A questão da ilegalidade tem a ver com ser contrário à Lei e, portanto, ao Estado. Entretanto, é tênue a linha que separa irregular de ilegal. Essa relação entre ilegalidade e irregularidade, a princípio, passa a ser interessante apenas no campo semântico. Todavia, isso revela o quão complexa é a relação entre os diversos atores sociais com o Estado, pois muitos grupos de milicianos se estabelecem nas comunidades carentes impondo respeito a partir de práticas violentas e, mesmo muitos deles fazendo parte do aparato do Estado como policiais da ativa, subjugam ilegalmente espaços da cidade do Rio de Janeiro colocando os moradores sob seus mandos.
A ampliação de seus ‘negócios’, como a venda de sinal de TV a cabo pirata, os famosos “Gatonet”, monopólio sobre os transportes alternativos, o fornecimento de botijões de gás e o pagamento para ‘proteção’ contra assaltos revela um pouco dessa relação “comercial” que é ao mesmo tempo impositiva por trás da cobrança desses serviços.
A relação dos milicianos com moradores, no quesito à cobrança de taxas para obtenção de serviços de segurança ou de fornecimento de sinal de Tv a cabo, por exemplo, é tida por eles como uma prestação de serviço para a população local. Dessa forma, pelo menos no plano simbólico, acredita-se numa relação comercial entre prestador de serviço e cliente. Se há um serviço prestado, há a exigência do pagamento. 
Muitas vezes, o discurso muda ao utilizarem a palavra “colaboração” para se referirem à cobrança de taxas. Contudo, “colaboração” ou “cobrança” são formas simbólicas de se referirem ao pagamento da “taxa”. Como não há a possibilidade de recusa, isso contribui para que a imposição de taxas - uma extorsão dissimulada pela relação de assistência de mão-dupla - adquira muitos sentidos para expressar essa relação da milícia com o bairro.

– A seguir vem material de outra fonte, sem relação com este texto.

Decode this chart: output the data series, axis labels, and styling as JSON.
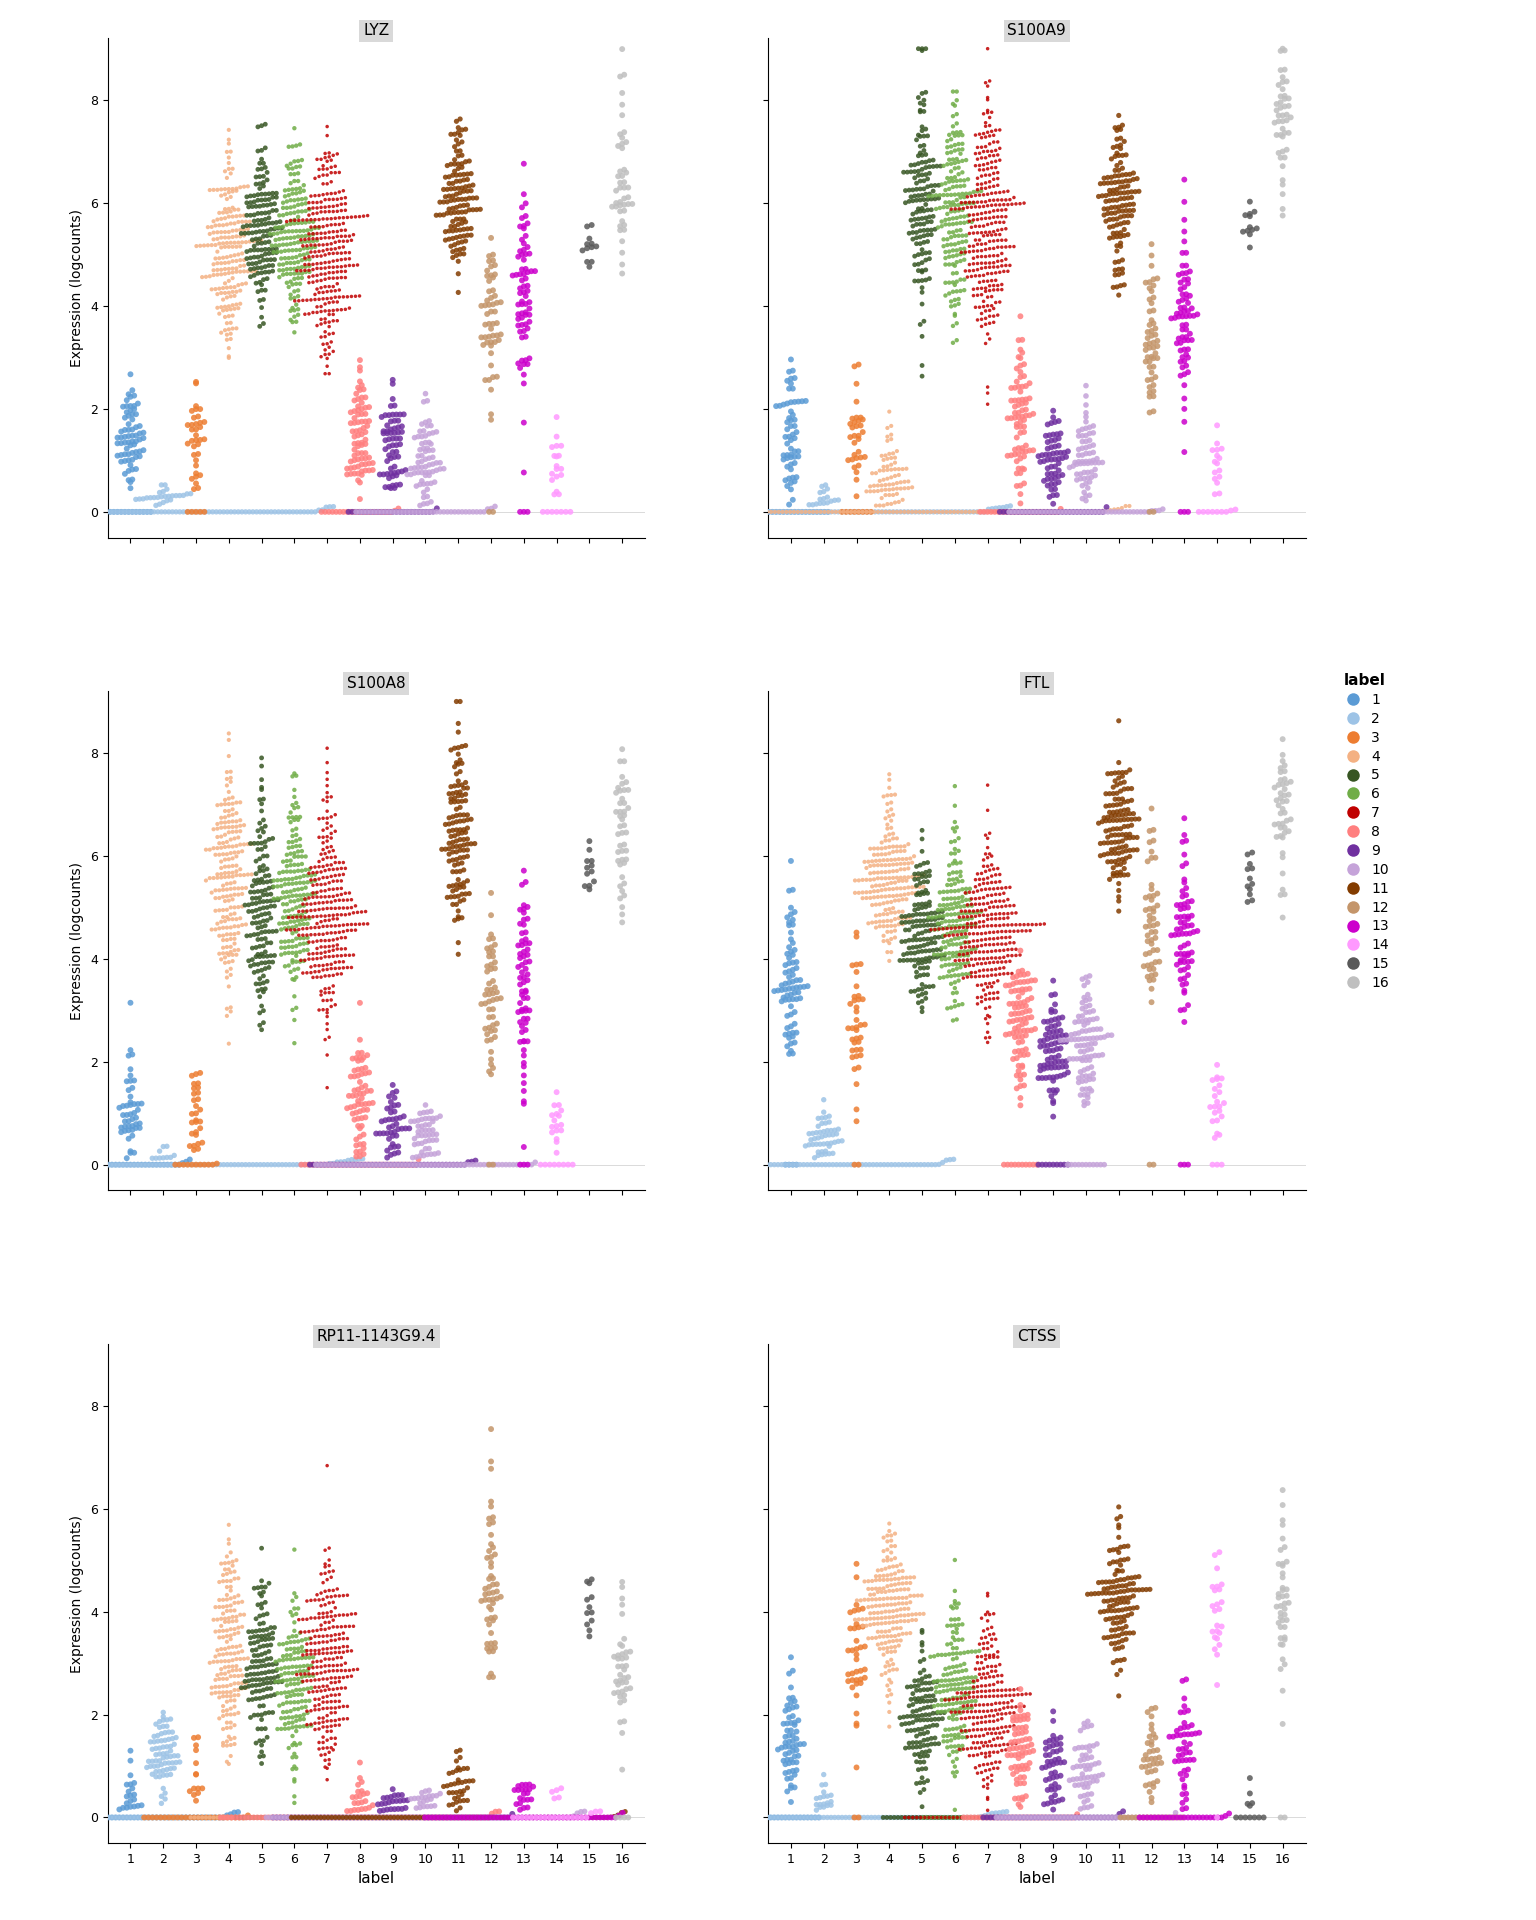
{
  "genes": [
    "LYZ",
    "S100A9",
    "S100A8",
    "FTL",
    "RP11-1143G9.4",
    "CTSS"
  ],
  "clusters": [
    1,
    2,
    3,
    4,
    5,
    6,
    7,
    8,
    9,
    10,
    11,
    12,
    13,
    14,
    15,
    16
  ],
  "colors": {
    "1": "#5B9BD5",
    "2": "#9DC3E6",
    "3": "#ED7D31",
    "4": "#F4B183",
    "5": "#375623",
    "6": "#70AD47",
    "7": "#C00000",
    "8": "#FF7F7F",
    "9": "#7030A0",
    "10": "#C5A3D9",
    "11": "#833C00",
    "12": "#C4956A",
    "13": "#CC00CC",
    "14": "#FF99FF",
    "15": "#595959",
    "16": "#BFBFBF"
  },
  "ylim": [
    -0.5,
    9.2
  ],
  "yticks": [
    0,
    2,
    4,
    6,
    8
  ],
  "ylabel": "Expression (logcounts)",
  "xlabel": "label",
  "legend_title": "label",
  "nrows": 3,
  "ncols": 2,
  "panel_title_bg": "#D9D9D9",
  "background_color": "#FFFFFF",
  "gene_cluster_data": {
    "LYZ": {
      "1": [
        1.5,
        0.5,
        80,
        0.15
      ],
      "2": [
        0.1,
        0.3,
        120,
        0.6
      ],
      "3": [
        1.5,
        0.5,
        40,
        0.1
      ],
      "4": [
        5.0,
        0.9,
        200,
        0.0
      ],
      "5": [
        5.5,
        0.8,
        150,
        0.0
      ],
      "6": [
        5.3,
        0.8,
        180,
        0.0
      ],
      "7": [
        5.0,
        1.0,
        280,
        0.0
      ],
      "8": [
        1.5,
        0.7,
        100,
        0.2
      ],
      "9": [
        1.2,
        0.6,
        90,
        0.25
      ],
      "10": [
        1.0,
        0.5,
        110,
        0.3
      ],
      "11": [
        6.0,
        0.7,
        130,
        0.0
      ],
      "12": [
        3.8,
        0.8,
        55,
        0.05
      ],
      "13": [
        4.0,
        0.9,
        75,
        0.05
      ],
      "14": [
        0.8,
        0.4,
        25,
        0.3
      ],
      "15": [
        5.2,
        0.3,
        12,
        0.0
      ],
      "16": [
        6.2,
        0.9,
        45,
        0.0
      ]
    },
    "S100A9": {
      "1": [
        1.5,
        0.8,
        80,
        0.25
      ],
      "2": [
        0.1,
        0.2,
        120,
        0.7
      ],
      "3": [
        1.5,
        0.7,
        40,
        0.2
      ],
      "4": [
        0.5,
        0.5,
        200,
        0.5
      ],
      "5": [
        6.0,
        1.2,
        150,
        0.0
      ],
      "6": [
        5.8,
        1.0,
        180,
        0.0
      ],
      "7": [
        5.5,
        1.1,
        280,
        0.0
      ],
      "8": [
        1.8,
        0.8,
        100,
        0.2
      ],
      "9": [
        1.0,
        0.5,
        90,
        0.3
      ],
      "10": [
        1.0,
        0.5,
        110,
        0.35
      ],
      "11": [
        6.0,
        0.8,
        130,
        0.0
      ],
      "12": [
        3.5,
        0.9,
        55,
        0.05
      ],
      "13": [
        3.8,
        0.9,
        75,
        0.05
      ],
      "14": [
        0.8,
        0.4,
        25,
        0.3
      ],
      "15": [
        5.5,
        0.3,
        12,
        0.0
      ],
      "16": [
        7.5,
        0.8,
        45,
        0.0
      ]
    },
    "S100A8": {
      "1": [
        1.0,
        0.7,
        80,
        0.3
      ],
      "2": [
        0.05,
        0.15,
        120,
        0.75
      ],
      "3": [
        1.0,
        0.6,
        40,
        0.25
      ],
      "4": [
        5.5,
        1.2,
        200,
        0.0
      ],
      "5": [
        5.0,
        1.0,
        150,
        0.0
      ],
      "6": [
        5.2,
        1.0,
        180,
        0.0
      ],
      "7": [
        4.8,
        1.1,
        280,
        0.0
      ],
      "8": [
        1.2,
        0.7,
        100,
        0.3
      ],
      "9": [
        0.6,
        0.5,
        90,
        0.4
      ],
      "10": [
        0.5,
        0.4,
        110,
        0.45
      ],
      "11": [
        6.5,
        0.9,
        130,
        0.0
      ],
      "12": [
        3.2,
        0.9,
        55,
        0.05
      ],
      "13": [
        3.5,
        1.0,
        75,
        0.05
      ],
      "14": [
        0.8,
        0.4,
        25,
        0.35
      ],
      "15": [
        5.8,
        0.3,
        12,
        0.0
      ],
      "16": [
        6.5,
        0.8,
        45,
        0.0
      ]
    },
    "FTL": {
      "1": [
        3.5,
        0.7,
        80,
        0.05
      ],
      "2": [
        0.4,
        0.4,
        120,
        0.5
      ],
      "3": [
        2.8,
        0.8,
        40,
        0.05
      ],
      "4": [
        5.5,
        0.7,
        200,
        0.0
      ],
      "5": [
        4.5,
        0.7,
        150,
        0.0
      ],
      "6": [
        4.8,
        0.8,
        180,
        0.0
      ],
      "7": [
        4.5,
        0.8,
        280,
        0.0
      ],
      "8": [
        2.8,
        0.7,
        100,
        0.1
      ],
      "9": [
        2.3,
        0.6,
        90,
        0.1
      ],
      "10": [
        2.3,
        0.6,
        110,
        0.1
      ],
      "11": [
        6.5,
        0.6,
        130,
        0.0
      ],
      "12": [
        4.5,
        0.8,
        55,
        0.05
      ],
      "13": [
        4.5,
        0.8,
        75,
        0.05
      ],
      "14": [
        1.2,
        0.4,
        25,
        0.15
      ],
      "15": [
        5.5,
        0.3,
        12,
        0.0
      ],
      "16": [
        7.0,
        0.7,
        45,
        0.0
      ]
    },
    "RP11-1143G9.4": {
      "1": [
        0.3,
        0.4,
        80,
        0.6
      ],
      "2": [
        1.2,
        0.4,
        120,
        0.4
      ],
      "3": [
        0.6,
        0.5,
        40,
        0.5
      ],
      "4": [
        3.2,
        1.1,
        200,
        0.1
      ],
      "5": [
        2.8,
        0.9,
        150,
        0.1
      ],
      "6": [
        2.5,
        0.8,
        180,
        0.15
      ],
      "7": [
        3.0,
        1.0,
        280,
        0.1
      ],
      "8": [
        0.3,
        0.3,
        100,
        0.65
      ],
      "9": [
        0.2,
        0.2,
        90,
        0.7
      ],
      "10": [
        0.2,
        0.2,
        110,
        0.7
      ],
      "11": [
        0.5,
        0.4,
        130,
        0.6
      ],
      "12": [
        4.5,
        1.1,
        55,
        0.0
      ],
      "13": [
        0.3,
        0.3,
        75,
        0.65
      ],
      "14": [
        0.3,
        0.3,
        25,
        0.65
      ],
      "15": [
        4.2,
        0.4,
        12,
        0.0
      ],
      "16": [
        2.8,
        0.7,
        45,
        0.1
      ]
    },
    "CTSS": {
      "1": [
        1.5,
        0.7,
        80,
        0.2
      ],
      "2": [
        0.15,
        0.3,
        120,
        0.65
      ],
      "3": [
        3.2,
        0.8,
        40,
        0.05
      ],
      "4": [
        4.2,
        0.7,
        200,
        0.0
      ],
      "5": [
        2.0,
        0.7,
        150,
        0.15
      ],
      "6": [
        2.5,
        0.8,
        180,
        0.1
      ],
      "7": [
        2.2,
        0.8,
        280,
        0.15
      ],
      "8": [
        1.2,
        0.6,
        100,
        0.3
      ],
      "9": [
        0.8,
        0.5,
        90,
        0.4
      ],
      "10": [
        0.8,
        0.5,
        110,
        0.4
      ],
      "11": [
        4.2,
        0.7,
        130,
        0.0
      ],
      "12": [
        1.2,
        0.6,
        55,
        0.3
      ],
      "13": [
        1.2,
        0.6,
        75,
        0.3
      ],
      "14": [
        3.8,
        0.6,
        25,
        0.05
      ],
      "15": [
        0.3,
        0.3,
        12,
        0.6
      ],
      "16": [
        4.2,
        0.8,
        45,
        0.05
      ]
    }
  }
}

Panfletos sobre o que tem acontecido no bairro, mostrando as melhorias que ocorreram depois da chegada desses grupos e cartazes com os serviços prestados pela Associação de moradores, por exemplo, são maneiras de mostrar que eles estão atuando no bairro, o que acaba justificando a cobrança das taxas. Tais discursos e ações da milícia acabam por desassociar a milícia da figura da polícia, pois ao darem detalhes sobre a segurança feita por eles no bairro, isso identifica um tipo de segurança específica: a segurança privada. Esse é um fator importante para que compreendamos a dissociação da figura do policial da figura do miliciano em relação à manutenção da ordem pública na favela.
Além disso, não é apenas no campo de “prestação de serviços” à comunidade que os milicianos têm expandido seus negócios. Eles vêm tentando cada vez mais ocupar espaços no Legislativo e Executivo, ampliando suas redes de atuação extrafavela. Entretanto, a Polícia Federal tem tentado impedir isto, prendendo alguns deputados e vereadores que são ligados às milícias da Zona Oeste, pois milicianos são considerados fora da lei, que coagem determinado território.
O medo provocado pelos constantes tiroteios nas comunidades, a presença de traficantes armados, agressões, a sensação de falta de segurança ajudou a culminar neste tipo de ‘solução’ por parte destes grupos. A negligência do Estado permitiu que grupos como estes surgissem nestas áreas denominadas como ‘áreas de risco’. É nisso que se observa este fenômeno da privatização da segurança. Em meio ao caos, estes homens armados dispostos, primeiramente, a proteger seus vizinhos sem estarem debaixo de um controle institucional devido ao uso das armas de fogo para a manutenção da ordem, nos deixa a mercê de um poder que sem a tutela do Estado pode muito bem ser abusado. Ao invés de agirem amparados pelo Estado para fazerem a manutenção da ordem, estes agem por conta própria para agirem pelo Estado.